2012-05-18 11:04 (edytowano 2012-05-18 11:07)
|
Od kad jestem w ciazy stalam sie strasznie "anty-towarzyska". Przed ciaza bylo odwrotnie nie usiedzialam w domu, musialam sie codziennie z kims spotkac, gdzies wyjsc, a teraz najwieksza przyjemnosc sprawia mi siedzenie w domu i nie spotykanie sie z nikim najlepiej. A najchetniej bym jeszcze chciala, zeby moj partner siedzial ze mna 24/7. Troche mnie to martwi i mam nadzieje, ze to tylko hormony i przejdzie mi to z czasem po ciazy. Czy ktoras z was tez tak miala/ma w czasie ciazy?
TAGI
Brak tagów, bądź pierwsza!
Odpowiedzi
póki co nie mam tak:)
znajomi też okazali sie być tymi prawdziwymi,którzy mnie wspierają w mojej troszke trudnej i nietypowej sytuacji.

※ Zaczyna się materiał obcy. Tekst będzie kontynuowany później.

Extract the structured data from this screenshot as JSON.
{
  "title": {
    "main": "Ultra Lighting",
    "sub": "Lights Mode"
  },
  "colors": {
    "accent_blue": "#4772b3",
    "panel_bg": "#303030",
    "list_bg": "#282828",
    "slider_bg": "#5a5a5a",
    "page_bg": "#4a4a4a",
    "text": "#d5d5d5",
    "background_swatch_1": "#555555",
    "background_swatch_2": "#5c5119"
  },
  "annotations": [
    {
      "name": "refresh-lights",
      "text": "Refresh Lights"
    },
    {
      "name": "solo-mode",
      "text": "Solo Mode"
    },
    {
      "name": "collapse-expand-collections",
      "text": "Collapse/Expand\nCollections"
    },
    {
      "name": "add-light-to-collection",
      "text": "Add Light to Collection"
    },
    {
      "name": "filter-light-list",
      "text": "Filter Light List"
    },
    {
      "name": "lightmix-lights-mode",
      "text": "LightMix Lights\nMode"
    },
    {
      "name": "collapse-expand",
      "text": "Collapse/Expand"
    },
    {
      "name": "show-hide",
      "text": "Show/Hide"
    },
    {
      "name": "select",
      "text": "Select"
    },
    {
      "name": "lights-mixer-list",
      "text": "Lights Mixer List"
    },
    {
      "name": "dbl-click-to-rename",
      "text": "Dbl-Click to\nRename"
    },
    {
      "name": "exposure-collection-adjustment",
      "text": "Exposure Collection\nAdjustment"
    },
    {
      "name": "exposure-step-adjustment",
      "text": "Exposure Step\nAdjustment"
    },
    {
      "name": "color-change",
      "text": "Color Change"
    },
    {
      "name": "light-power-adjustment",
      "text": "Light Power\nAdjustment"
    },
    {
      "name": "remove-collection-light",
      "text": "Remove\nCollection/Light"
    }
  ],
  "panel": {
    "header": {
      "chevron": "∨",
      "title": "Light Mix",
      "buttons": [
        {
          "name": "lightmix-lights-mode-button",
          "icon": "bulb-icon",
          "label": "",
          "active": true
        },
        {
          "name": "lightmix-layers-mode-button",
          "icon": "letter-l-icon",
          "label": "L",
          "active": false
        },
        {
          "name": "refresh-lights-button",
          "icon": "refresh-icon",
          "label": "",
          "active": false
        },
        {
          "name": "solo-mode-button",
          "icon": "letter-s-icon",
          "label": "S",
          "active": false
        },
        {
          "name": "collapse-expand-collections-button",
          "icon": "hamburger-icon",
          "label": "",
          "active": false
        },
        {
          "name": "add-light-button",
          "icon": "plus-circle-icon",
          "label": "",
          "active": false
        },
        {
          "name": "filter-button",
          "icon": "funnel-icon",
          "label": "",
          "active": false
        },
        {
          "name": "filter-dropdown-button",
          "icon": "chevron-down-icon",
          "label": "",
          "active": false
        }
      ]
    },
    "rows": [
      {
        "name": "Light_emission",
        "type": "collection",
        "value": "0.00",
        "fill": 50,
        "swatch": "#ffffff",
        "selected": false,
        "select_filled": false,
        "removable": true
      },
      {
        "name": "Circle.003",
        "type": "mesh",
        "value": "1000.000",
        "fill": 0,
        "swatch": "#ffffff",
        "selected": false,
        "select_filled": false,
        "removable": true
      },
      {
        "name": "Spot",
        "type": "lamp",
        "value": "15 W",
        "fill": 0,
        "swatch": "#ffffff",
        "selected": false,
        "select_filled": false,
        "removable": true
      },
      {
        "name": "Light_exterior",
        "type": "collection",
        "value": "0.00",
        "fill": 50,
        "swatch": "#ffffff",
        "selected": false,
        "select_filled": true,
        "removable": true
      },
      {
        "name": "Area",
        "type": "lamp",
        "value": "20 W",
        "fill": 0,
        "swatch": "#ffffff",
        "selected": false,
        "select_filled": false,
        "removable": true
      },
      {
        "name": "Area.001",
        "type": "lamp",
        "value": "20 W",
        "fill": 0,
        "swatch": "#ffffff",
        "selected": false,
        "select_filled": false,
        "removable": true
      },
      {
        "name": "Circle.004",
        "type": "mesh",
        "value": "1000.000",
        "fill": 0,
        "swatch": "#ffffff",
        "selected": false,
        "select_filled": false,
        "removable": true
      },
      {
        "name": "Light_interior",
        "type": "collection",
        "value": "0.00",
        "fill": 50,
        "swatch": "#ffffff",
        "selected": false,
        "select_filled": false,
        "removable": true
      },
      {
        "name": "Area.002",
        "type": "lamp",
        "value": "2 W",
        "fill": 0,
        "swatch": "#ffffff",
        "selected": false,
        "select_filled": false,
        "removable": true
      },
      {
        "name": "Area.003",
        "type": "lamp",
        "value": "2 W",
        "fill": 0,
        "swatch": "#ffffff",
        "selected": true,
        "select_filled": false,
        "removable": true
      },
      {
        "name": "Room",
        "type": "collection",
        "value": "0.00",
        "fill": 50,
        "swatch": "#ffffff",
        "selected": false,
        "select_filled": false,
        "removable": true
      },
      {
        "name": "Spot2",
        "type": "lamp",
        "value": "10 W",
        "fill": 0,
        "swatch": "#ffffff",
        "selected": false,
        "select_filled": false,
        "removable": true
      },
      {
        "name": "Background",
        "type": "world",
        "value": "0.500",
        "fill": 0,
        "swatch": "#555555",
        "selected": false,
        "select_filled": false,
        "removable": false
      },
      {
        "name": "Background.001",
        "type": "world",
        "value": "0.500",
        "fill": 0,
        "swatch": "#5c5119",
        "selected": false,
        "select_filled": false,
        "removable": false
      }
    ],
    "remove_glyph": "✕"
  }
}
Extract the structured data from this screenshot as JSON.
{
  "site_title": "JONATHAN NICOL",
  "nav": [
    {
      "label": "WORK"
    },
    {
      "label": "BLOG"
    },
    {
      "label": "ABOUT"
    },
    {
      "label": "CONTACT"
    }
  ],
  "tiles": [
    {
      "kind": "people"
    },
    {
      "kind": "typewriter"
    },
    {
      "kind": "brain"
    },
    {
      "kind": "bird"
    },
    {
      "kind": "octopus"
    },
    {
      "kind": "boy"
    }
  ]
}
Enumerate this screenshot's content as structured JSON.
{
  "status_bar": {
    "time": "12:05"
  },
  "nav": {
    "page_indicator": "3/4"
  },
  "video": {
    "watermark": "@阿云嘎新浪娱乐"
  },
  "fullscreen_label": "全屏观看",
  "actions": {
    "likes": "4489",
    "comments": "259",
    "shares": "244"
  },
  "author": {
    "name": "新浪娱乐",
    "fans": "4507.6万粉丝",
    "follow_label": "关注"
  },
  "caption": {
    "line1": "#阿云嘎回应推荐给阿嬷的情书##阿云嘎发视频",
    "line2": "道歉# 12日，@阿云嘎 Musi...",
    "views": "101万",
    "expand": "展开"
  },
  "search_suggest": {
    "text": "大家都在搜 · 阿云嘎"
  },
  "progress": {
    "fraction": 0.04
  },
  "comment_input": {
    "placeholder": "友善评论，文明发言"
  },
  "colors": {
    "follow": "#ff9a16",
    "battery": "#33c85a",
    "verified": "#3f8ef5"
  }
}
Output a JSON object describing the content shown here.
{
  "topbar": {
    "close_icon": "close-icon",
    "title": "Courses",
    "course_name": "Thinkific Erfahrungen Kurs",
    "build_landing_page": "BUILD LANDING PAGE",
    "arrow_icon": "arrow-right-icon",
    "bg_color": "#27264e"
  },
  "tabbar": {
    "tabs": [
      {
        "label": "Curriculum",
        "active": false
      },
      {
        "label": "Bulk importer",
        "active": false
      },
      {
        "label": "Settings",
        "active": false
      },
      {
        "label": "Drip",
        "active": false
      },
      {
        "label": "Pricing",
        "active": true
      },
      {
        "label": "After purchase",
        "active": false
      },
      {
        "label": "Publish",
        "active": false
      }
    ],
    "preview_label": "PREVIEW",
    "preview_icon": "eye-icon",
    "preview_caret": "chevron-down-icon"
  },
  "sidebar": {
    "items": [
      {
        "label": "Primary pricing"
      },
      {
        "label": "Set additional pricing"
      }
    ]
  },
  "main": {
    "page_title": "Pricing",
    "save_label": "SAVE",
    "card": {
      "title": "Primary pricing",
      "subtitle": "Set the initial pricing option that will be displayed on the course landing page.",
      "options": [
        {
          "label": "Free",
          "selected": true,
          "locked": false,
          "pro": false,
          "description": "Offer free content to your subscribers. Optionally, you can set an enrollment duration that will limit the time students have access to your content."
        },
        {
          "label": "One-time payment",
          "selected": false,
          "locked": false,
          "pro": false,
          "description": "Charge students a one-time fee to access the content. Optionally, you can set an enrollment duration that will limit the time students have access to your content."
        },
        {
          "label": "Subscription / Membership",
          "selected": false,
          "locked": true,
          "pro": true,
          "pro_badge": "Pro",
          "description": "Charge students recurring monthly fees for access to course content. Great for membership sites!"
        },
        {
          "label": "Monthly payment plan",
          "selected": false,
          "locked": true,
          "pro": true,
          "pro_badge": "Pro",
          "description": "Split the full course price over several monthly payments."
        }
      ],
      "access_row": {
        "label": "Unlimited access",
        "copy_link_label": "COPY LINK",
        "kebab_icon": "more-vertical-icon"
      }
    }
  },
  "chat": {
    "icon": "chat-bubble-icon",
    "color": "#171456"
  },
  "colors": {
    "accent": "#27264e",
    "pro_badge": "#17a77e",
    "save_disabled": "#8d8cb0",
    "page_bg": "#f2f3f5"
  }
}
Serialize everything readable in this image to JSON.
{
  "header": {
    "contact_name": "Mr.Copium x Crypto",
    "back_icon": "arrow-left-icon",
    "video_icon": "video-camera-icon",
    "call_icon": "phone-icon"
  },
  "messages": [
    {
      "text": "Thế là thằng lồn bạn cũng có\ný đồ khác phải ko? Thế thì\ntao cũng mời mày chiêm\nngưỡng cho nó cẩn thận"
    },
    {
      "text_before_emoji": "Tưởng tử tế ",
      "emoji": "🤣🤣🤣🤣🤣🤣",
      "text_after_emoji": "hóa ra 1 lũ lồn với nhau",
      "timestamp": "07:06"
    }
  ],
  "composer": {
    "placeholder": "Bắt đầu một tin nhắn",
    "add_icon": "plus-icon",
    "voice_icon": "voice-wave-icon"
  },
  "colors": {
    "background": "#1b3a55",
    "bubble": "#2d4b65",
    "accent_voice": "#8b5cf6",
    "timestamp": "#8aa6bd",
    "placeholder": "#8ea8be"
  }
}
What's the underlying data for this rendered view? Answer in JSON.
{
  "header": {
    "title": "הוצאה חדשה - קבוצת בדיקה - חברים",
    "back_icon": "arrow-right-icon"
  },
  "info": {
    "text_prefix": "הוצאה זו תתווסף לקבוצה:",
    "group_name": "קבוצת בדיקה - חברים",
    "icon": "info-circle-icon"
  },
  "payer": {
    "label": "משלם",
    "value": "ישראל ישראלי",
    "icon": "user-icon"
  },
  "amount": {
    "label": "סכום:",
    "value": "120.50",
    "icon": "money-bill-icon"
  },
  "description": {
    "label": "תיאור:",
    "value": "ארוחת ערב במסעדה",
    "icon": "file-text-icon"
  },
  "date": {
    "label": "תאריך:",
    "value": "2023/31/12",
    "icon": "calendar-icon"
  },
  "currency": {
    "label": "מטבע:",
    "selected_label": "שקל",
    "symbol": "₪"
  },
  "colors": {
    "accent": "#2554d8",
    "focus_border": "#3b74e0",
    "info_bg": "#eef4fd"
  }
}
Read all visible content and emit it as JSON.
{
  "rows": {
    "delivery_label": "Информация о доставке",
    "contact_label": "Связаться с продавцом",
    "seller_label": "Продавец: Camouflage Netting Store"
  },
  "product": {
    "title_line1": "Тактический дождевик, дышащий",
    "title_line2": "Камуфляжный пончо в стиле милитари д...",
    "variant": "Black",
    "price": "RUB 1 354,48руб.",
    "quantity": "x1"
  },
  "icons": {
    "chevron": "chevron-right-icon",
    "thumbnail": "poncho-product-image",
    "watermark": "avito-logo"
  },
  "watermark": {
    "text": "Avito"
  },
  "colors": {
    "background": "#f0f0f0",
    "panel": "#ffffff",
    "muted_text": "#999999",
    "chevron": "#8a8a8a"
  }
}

Ale może to też przez to,że ja większosć koleżanek mam zamężnych,dzieciatych i starszych ok 30-40 lat:)
Mąż za, to namawia mnie do kontaktów, nawet chce mnie wywieźć do mojej mamy żebym się pospotykała ze szkolnymi koleżankami.
Tak sobie myślę, że może potrzeba takiego odosobnienia tworzy się z tego by przygotować takie rodzinne gniazdo na przyjście dziecka, na początek tylko z najbliższymi. Jest to taki unikalny czas kiedy tworzy się więź z maleństwem i czasami chcemy żeby nikt nam w tym nie przeszkadzał, potrzebujemy intymności. Tak jakby się otwierała pewna klapka w mózgu, teraz będziesz nie tylko żoną, koleżanką ale i matką. Jedni przechodzą nad tym do porządku dziennego i żyją jak do tej pory, a inni potrzebują wyciszenia. Myślę, że nie mamy się o co martwić moniika ;)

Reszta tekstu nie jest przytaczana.